Quite simply, the GOP has become an ever-declining corps of conservative true believers. A recent Frank N. Magid Associates survey indicates that while Democratic identifiers are almost evenly divided between liberals or progressives (45%) and moderates (42%), among Republicans, conservatives outnumber moderates by more than 2:1 (61% vs. 26%).

As a result, Republicans see things very differently than almost everyone else. The latest Daily Kos weekly tracking poll, for example, indicates that more than two-thirds of Americans (67%) have a favorable opinion of President Obama. In that poll at least sixty percent of both women and men and all age and ethnic groups have a positive impression of the president. Only among Republicans (23%) and in the geographic center of the GOP, the South, (41%), is only a minority favorable toward Obama.

Given the distance of the Republican Party from the current American political mainstream, and the increased sense of party loyalty felt by many Americans, it shouldn't be surprising that most of the public is reticent to see President Obama compromise with Republicans on important public policy questions as Gerson suggests. In a March CBS/New York Times poll, a clear majority (56%) wanted President Obama to pursue the policies he promised in the campaign rather than working in a bipartisan way with Republicans (39%). An even larger majority (79%) wanted Congressional Republicans to work in a bipartisan way with the President rather than sticking to Republican policies.

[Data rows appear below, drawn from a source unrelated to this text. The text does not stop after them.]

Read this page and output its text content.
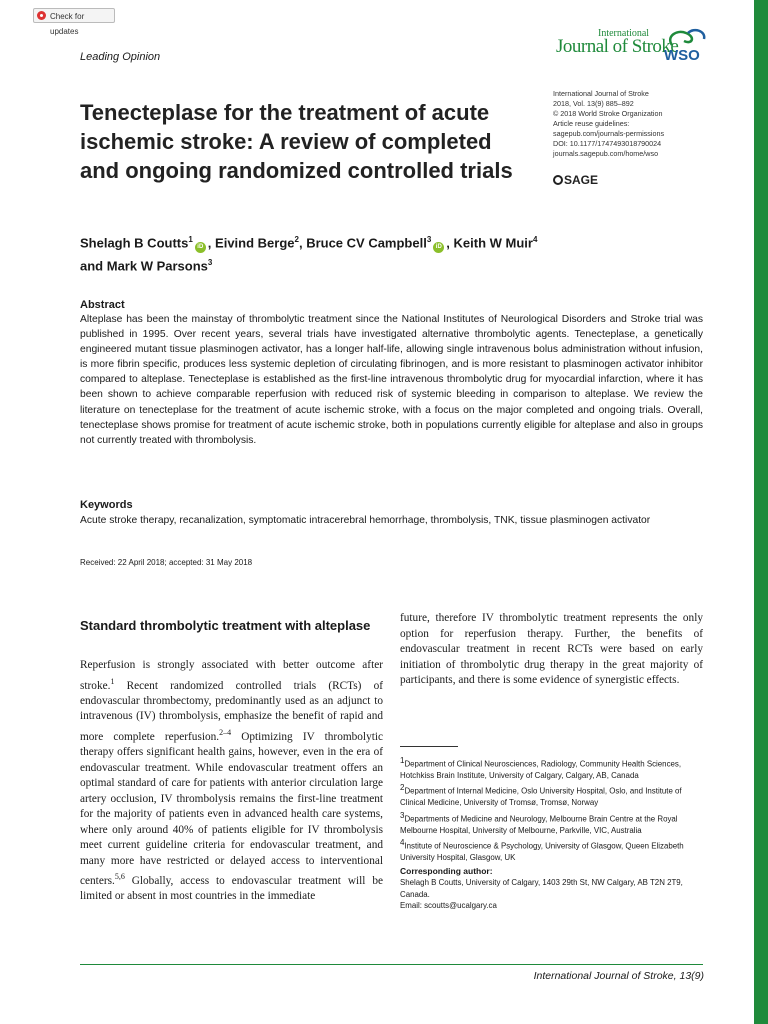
Check for updates
Leading Opinion
International
Journal of Stroke
WSO
International Journal of Stroke
2018, Vol. 13(9) 885–892
© 2018 World Stroke Organization
Article reuse guidelines:
sagepub.com/journals-permissions
DOI: 10.1177/1747493018790024
journals.sagepub.com/home/wso
SAGE
Tenecteplase for the treatment of acute ischemic stroke: A review of completed and ongoing randomized controlled trials
Shelagh B Coutts$^1$iD , Eivind Berge$^2$, Bruce CV Campbell$^3$iD , Keith W Muir$^4$ and Mark W Parsons$^3$
Abstract
Alteplase has been the mainstay of thrombolytic treatment since the National Institutes of Neurological Disorders and Stroke trial was published in 1995. Over recent years, several trials have investigated alternative thrombolytic agents. Tenecteplase, a genetically engineered mutant tissue plasminogen activator, has a longer half-life, allowing single intravenous bolus administration without infusion, is more fibrin specific, produces less systemic depletion of circulating fibrinogen, and is more resistant to plasminogen activator inhibitor compared to alteplase. Tenecteplase is established as the first-line intravenous thrombolytic drug for myocardial infarction, where it has been shown to achieve comparable reperfusion with reduced risk of systemic bleeding in comparison to alteplase. We review the literature on tenecteplase for the treatment of acute ischemic stroke, with a focus on the major completed and ongoing trials. Overall, tenecteplase shows promise for treatment of acute ischemic stroke, both in populations currently eligible for alteplase and also in groups not currently treated with thrombolysis.
Keywords
Acute stroke therapy, recanalization, symptomatic intracerebral hemorrhage, thrombolysis, TNK, tissue plasminogen activator
Received: 22 April 2018; accepted: 31 May 2018
Standard thrombolytic treatment with alteplase
Reperfusion is strongly associated with better outcome after stroke.$^1$ Recent randomized controlled trials (RCTs) of endovascular thrombectomy, predominantly used as an adjunct to intravenous (IV) thrombolysis, emphasize the benefit of rapid and more complete reperfusion.$^{2-4}$ Optimizing IV thrombolytic therapy offers significant health gains, however, even in the era of endovascular treatment. While endovascular treatment offers an optimal standard of care for patients with anterior circulation large artery occlusion, IV thrombolysis remains the first-line treatment for the majority of patients even in advanced health care systems, where only around 40% of patients eligible for IV thrombolysis meet current guideline criteria for endovascular treatment, and many more have restricted or delayed access to interventional centers.$^{5,6}$ Globally, access to endovascular treatment will be limited or absent in most countries in the immediate
future, therefore IV thrombolytic treatment represents the only option for reperfusion therapy. Further, the benefits of endovascular treatment in recent RCTs were based on early initiation of thrombolytic drug therapy in the great majority of participants, and there is some evidence of synergistic effects.

$^1$Department of Clinical Neurosciences, Radiology, Community Health Sciences, Hotchkiss Brain Institute, University of Calgary, Calgary, AB, Canada

$^2$Department of Internal Medicine, Oslo University Hospital, Oslo, and Institute of Clinical Medicine, University of Tromsø, Tromsø, Norway

$^3$Departments of Medicine and Neurology, Melbourne Brain Centre at the Royal Melbourne Hospital, University of Melbourne, Parkville, VIC, Australia

$^4$Institute of Neuroscience & Psychology, University of Glasgow, Queen Elizabeth University Hospital, Glasgow, UK

Corresponding author:
Shelagh B Coutts, University of Calgary, 1403 29th St, NW Calgary, AB T2N 2T9, Canada.
Email: scoutts@ucalgary.ca
International Journal of Stroke, 13(9)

By refusing to do so, it is the Republicans and not Barack Obama who are now polarizing American politics and, as a result, it is they who are polarized from most of their fellow citizens as well.

If Republicans like Michael Gerson truly want to see bipartisan policymaking, they will have to retreat from their position as a corporal's guard on the right wing of American politics and join the rest of the country in seeking real solutions to the major issues facing the United States at the dawn of the 21st Century.

The Republican Joke-of-a-Budget

Yesterday, U.S. Rep. Paul Ryan and his GOP cohorts in the House released their alternative budget. (This time with numbers!) The highlights are a freeze on discretionary spending, an utter absense of any common sense, and a chart from fantasy land. Here's what Senate Majority Leader Harry Reid had to say:

If you like this recession, you’ll love the Republican budget.  And if their plan sounds familiar, it’s because it merely repeats the same mistakes of the past eight years – mistakes that have cost millions of Americans their jobs and plunged our nation into the worst economic crisis since the Great Depression.

While the Democratic budget invests in health care, education and energy, the Republican budget will take cops off the streets and eliminate needed transportation projects that create jobs.  While the Democratic budget cuts taxes for middle-class families, the Republican budget continues to give tax breaks disproportionately to multimillionaires and Big Oil companies.  And while the Democratic budget is designed to help families keep their homes and get us out of this recession, the Republican budget will only make a bad situation worse.

What America needs now is a serious and responsible plan that invests in our future, cuts taxes for the middle class and cuts the Republican Deficit – which is exactly what the Democratic budget does.

In addition to Reid's statement, it's worth noting that the Republican budget proposes the sort of sustained policy error that could turn this Great Recession into an actual depression. In fact, America almost emerged from the Great Depression, only to be plunged back in by an attempt to balance the budget in the short term by cutting spending. Reid's statement may be too kind to the Republicans on one point - the GOP budget doesn't merely repeat the same mistakes of the past eight years, it's much, much worse at a time when the stakes are much higher.